Dans ce climat de veillée d'armes, l'autoritarisme tatillon du grand-duc prend les dimensions d'une folie de l'ordre et de la discipline. Obsédé par le souci du détail, il ne sait qu'imaginer pour améliorer la tenue de ses troupes. La vue d'un bouton mal cousu sur un uniforme l'irrite plus que ne le ferait une erreur dans l'exposé d'une théorie métaphysique. Accablés de réprimandes et de punitions, ses hommes vivent dans la crainte permanente de lui déplaire. « On dirait qu'il invente les moyens pour se faire haïr, note Fedor Rostoptchine. Le moindre retard, la moindre contradiction le mettent hors de ses gonds. Ce qui est singulier, c'est qu'il ne répare jamais ses fautes et continue à se fâcher contre celui auquel il a manqué. A Gatchina, on entend parler chaque jour d'actes de violence et de petitesse qui feraient rougir un particulier5. » Une fois, en présence de ses fils, Alexandre et Constantin, qui s'étonnent de son comportement atrabilaire devant un officier coupable d'une peccadille, Paul cite, pour justifier son intransigeance, une décision particulièrement cruelle du Comité de salut public, en France, et s'écrie en riant : « Vous voyez, mes enfants, vous voyez qu'il faut traiter les hommes comme des chiens ! » » Ni Alexandre ni Constantin n'osent le contredire, mais tous deux pensent que leur grand-mère n'a pas tort en redoutant, pour l'avenir du pays, les débordements imprévisibles de leur père.

1 Lettre de Catherine Nelidov à Paul, vers 1800, citée par Alexeï Peskov : Paul Ier, empereur de Russie.

2 Cf. Henri Troyat : Catherine la Grande. Lettre en français.

3 Lettre du 8 mars 1787, citée par Alexeï Peskov : Paul Ier, empereur de Russie.

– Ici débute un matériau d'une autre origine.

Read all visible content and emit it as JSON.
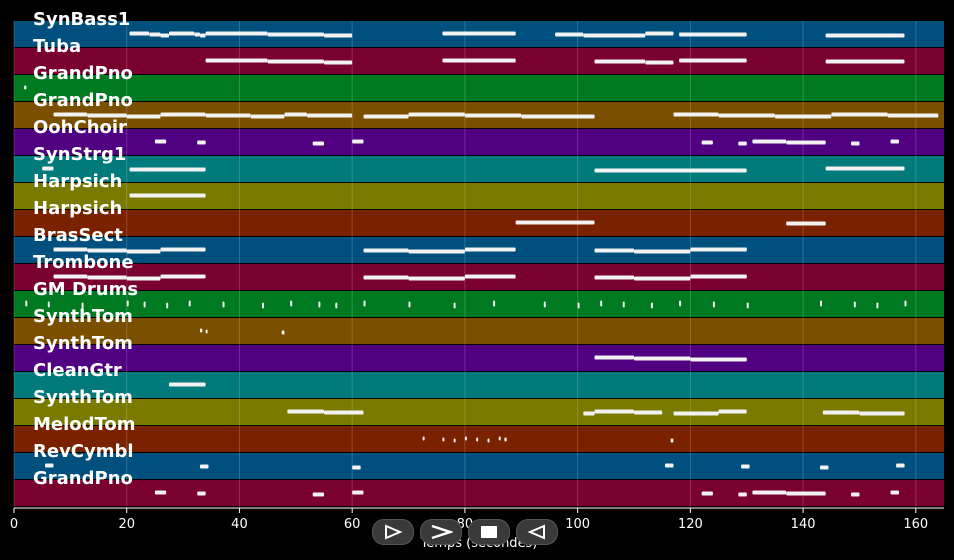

4 A. Khrapovitski : Notes et Souvenirs, cité par Alexeï Peskov : Paul Ier, empereur de Russie.

5 Rapporté par N.K. Schilder : Portrait historico-biographique de Paul Ier.

VI

A QUI LE TOUR ?

Le caractère de Paul est si méfiant, si rude, si versatile, que le souci quotidien de sa femme est de surveiller son humeur et d'intervenir à temps pour éviter la casse. Si elle tient à ce que l'existence de leur couple soit supportable, elle doit lutter tout ensemble contre les fantasmes de son mari qui la rabroue et lui demande pardon dix fois par jour, contre ses fils Alexandre et Constantin, qui sont subjugués par leur grand-mère au point de négliger leur mère, contre Catherine Nelidov qui joue de sa chasteté comme d'une arme et attise le désir du grand-duc en se refusant à lui, et contre l'influence d'un nouveau venu parmi les familiers de Son Altesse, un certain Ivan Koutaïssov, d'origine turque, « premier valet de chambre de Monseigneur ». Flatteur et retors, le bonhomme, employé d'abord comme barbier, devient vite le confident de son maître. En le rasant, le matin, il lui glisse à l'oreille des conseils sur la conduite à tenir avec sa femme et avec ses enfants. On dit même qu'il lui cherche une favorite, afin de le guérir de sa passion desséchante pour Catherine Nelidov. Cependant, malgré les intrigues de son factotum, Paul continue de remplir fidèlement ses devoirs conjugaux. Tandis que les troupes russes, commandées par le feld-maréchal Souvorov, infligent une raclée définitive à ces enragés de Polonais et qu'en France, avec une logique implacable, la Terreur se retourne contre ceux qui l'ont déclenchée, à Gatchina la Cour grand-ducale, repliée sur elle-même, vit dans l'attente d'un heureux événement.